“Growing up in the Depression was a struggle to make ends meet, but we never missed a meal. Our mother was very conscious of preparing good healthy food for the five of us and Dad, and we grew up healthy. There was only one traumatic experience during that time. Dad struggled to pay all his bills, but in 1934, at the deepest part of the Depression, we lost our home.
It was very, very painful to our Mother to have to leave all that she cherished. However, we all teamed up and kept our family together. It taught me one thing that I cherish to this day, and that is to work hard to get by, and never let things get you down. At the time, I guess we all felt a little deprived, but when I look back on it, it turned out to be one of the greatest gifts we had, knowing that hard work will get you where you want to go. I learned early on to set goals on what you want to accomplish and keep your focus on what you want to achieve. One of my first goals as a teenager, was to build a model airplane that could really fly. After numerous failures, I did it.
I joined the Navy right out of High School in 1941, just five months prior to ‘Pearl Harbor,’ and I was so proud to wear the Navy uniform. Like so many others, the bombing of Pearl Harbor had a real impact on me. I loved the Navy and all that it offered to me.
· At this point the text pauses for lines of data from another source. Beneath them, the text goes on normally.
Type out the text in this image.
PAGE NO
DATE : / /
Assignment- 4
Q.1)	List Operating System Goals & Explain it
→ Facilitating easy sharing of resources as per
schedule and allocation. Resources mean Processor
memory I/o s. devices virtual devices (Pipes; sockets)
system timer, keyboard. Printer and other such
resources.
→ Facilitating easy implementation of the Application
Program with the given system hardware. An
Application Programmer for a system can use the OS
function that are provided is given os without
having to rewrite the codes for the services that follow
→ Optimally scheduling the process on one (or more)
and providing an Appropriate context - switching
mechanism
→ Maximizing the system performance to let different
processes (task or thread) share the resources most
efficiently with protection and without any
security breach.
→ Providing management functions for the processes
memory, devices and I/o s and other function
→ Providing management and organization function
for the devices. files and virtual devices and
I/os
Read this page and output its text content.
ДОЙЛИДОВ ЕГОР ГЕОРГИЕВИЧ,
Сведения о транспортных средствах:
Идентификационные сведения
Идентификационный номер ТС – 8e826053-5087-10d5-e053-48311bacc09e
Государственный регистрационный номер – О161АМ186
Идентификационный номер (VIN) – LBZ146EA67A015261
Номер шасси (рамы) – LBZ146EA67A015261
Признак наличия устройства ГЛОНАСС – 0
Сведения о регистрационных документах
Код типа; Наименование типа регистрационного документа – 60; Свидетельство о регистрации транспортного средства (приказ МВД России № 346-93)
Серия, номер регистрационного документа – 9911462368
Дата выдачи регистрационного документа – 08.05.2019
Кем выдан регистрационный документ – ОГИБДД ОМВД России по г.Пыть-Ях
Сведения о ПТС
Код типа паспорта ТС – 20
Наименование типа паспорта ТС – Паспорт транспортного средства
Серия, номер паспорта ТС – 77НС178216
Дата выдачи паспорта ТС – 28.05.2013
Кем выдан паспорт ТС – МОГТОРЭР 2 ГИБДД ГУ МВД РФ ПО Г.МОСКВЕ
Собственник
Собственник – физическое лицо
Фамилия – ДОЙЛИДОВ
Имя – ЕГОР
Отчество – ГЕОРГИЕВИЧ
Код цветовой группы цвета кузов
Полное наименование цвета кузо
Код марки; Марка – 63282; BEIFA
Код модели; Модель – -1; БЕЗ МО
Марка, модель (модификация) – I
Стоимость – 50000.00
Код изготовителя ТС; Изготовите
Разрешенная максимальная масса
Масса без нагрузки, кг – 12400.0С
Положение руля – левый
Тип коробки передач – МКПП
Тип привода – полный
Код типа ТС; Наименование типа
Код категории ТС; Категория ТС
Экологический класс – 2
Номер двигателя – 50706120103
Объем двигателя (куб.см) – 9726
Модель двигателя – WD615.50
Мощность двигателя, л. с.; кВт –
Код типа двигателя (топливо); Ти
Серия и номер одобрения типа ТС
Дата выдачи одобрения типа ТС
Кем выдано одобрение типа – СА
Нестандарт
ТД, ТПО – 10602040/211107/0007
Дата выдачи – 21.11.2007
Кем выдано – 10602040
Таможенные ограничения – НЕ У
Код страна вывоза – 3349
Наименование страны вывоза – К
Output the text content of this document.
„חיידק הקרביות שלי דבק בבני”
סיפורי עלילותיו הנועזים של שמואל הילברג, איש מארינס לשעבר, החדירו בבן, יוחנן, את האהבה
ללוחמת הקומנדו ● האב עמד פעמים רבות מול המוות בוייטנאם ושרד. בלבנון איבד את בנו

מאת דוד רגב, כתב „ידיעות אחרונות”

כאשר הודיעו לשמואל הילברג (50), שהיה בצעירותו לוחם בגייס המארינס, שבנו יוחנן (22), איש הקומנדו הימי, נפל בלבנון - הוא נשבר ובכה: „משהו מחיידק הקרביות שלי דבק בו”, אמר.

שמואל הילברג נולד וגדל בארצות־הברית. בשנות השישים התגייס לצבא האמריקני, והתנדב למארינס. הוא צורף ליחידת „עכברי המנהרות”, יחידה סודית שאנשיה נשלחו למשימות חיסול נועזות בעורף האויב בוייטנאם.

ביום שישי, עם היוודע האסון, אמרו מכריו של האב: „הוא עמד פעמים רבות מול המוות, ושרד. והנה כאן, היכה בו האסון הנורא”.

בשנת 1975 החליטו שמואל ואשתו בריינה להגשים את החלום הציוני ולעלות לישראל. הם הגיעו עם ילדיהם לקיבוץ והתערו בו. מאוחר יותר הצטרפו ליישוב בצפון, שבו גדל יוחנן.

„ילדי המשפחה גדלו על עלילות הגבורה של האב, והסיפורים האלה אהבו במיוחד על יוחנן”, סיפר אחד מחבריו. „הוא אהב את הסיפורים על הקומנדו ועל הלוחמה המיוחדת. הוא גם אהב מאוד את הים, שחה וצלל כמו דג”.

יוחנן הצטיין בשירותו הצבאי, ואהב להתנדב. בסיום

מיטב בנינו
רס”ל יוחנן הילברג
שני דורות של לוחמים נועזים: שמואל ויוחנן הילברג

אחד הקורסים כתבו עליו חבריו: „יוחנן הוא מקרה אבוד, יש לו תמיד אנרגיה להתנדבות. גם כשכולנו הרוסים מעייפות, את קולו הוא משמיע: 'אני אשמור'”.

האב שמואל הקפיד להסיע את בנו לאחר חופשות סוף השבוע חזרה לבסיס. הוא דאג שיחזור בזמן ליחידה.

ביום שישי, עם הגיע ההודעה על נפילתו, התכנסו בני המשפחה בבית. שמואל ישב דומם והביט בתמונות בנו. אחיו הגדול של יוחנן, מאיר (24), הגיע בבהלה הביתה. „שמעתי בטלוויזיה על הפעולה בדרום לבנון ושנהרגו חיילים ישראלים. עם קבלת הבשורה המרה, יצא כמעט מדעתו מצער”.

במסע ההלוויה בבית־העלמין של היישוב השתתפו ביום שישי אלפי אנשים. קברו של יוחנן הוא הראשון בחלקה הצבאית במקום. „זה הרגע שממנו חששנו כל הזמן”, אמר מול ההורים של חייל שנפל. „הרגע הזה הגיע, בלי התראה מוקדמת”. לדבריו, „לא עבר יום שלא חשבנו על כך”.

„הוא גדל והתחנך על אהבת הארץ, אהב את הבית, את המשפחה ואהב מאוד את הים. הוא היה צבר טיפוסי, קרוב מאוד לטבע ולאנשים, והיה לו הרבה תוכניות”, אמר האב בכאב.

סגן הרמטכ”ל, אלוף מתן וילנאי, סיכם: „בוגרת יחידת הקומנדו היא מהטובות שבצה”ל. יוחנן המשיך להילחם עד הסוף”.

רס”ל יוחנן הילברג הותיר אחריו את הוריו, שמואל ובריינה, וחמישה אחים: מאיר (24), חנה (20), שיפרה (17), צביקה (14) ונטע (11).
My main goal in the Navy was to become an aviator, a goal I kept before me until I received my ‘Wings of Gold.’
The most important event in my life was in meeting my wife, Jenny. I first ran into her when she was teaching Sunday School, and was impressed how well the students responded to her. When I saw her again she was working for the Bank of America. Believe it or not, I knew then that I would be spending my life with her, and so it was.
She has been such a blessing in my life, and the life of our four children. were married in 1958 after an 18-month courtship and started our family a year later. We both carried our faith well, and became very active in the Presbyterian Church, mainly dealing with the 20-30 age group.
I started greeting youngsters by happenstance. We moved to El Dorado Hills in 1997 and lived very close to the Marina Village Middle School. I walked my dogs every morning past the school and started greeting them with a big smile. Gradually, I started talking to them about ‘What you do, makes you what you are’. As things evolved, Jenny and I started conducting annual ‘friendship days,’ for the students, and discovered it was a very happy experience for the students. We now do this as an annual occurrence and look forward to it every year.
We have been helping the students mainly by showing them how to be kind to others and giving them motivational sayings that they can carry on throughout their lives, such as ‘Never look down on anyone, unless you are helping them up,’ ‘Be kind whenever possible, – it’s always possible.’ Through the three years that they are at Marina Village school, they memorize many different slogans to guide their lives, such as ‘You can either be articulate or profane, – you can’t be both,’” and they are often reminded that ‘what you do makes you what you are’.
Jenny and I have been married for over sixty years now, and we plan to work with the kids as long as we are able.”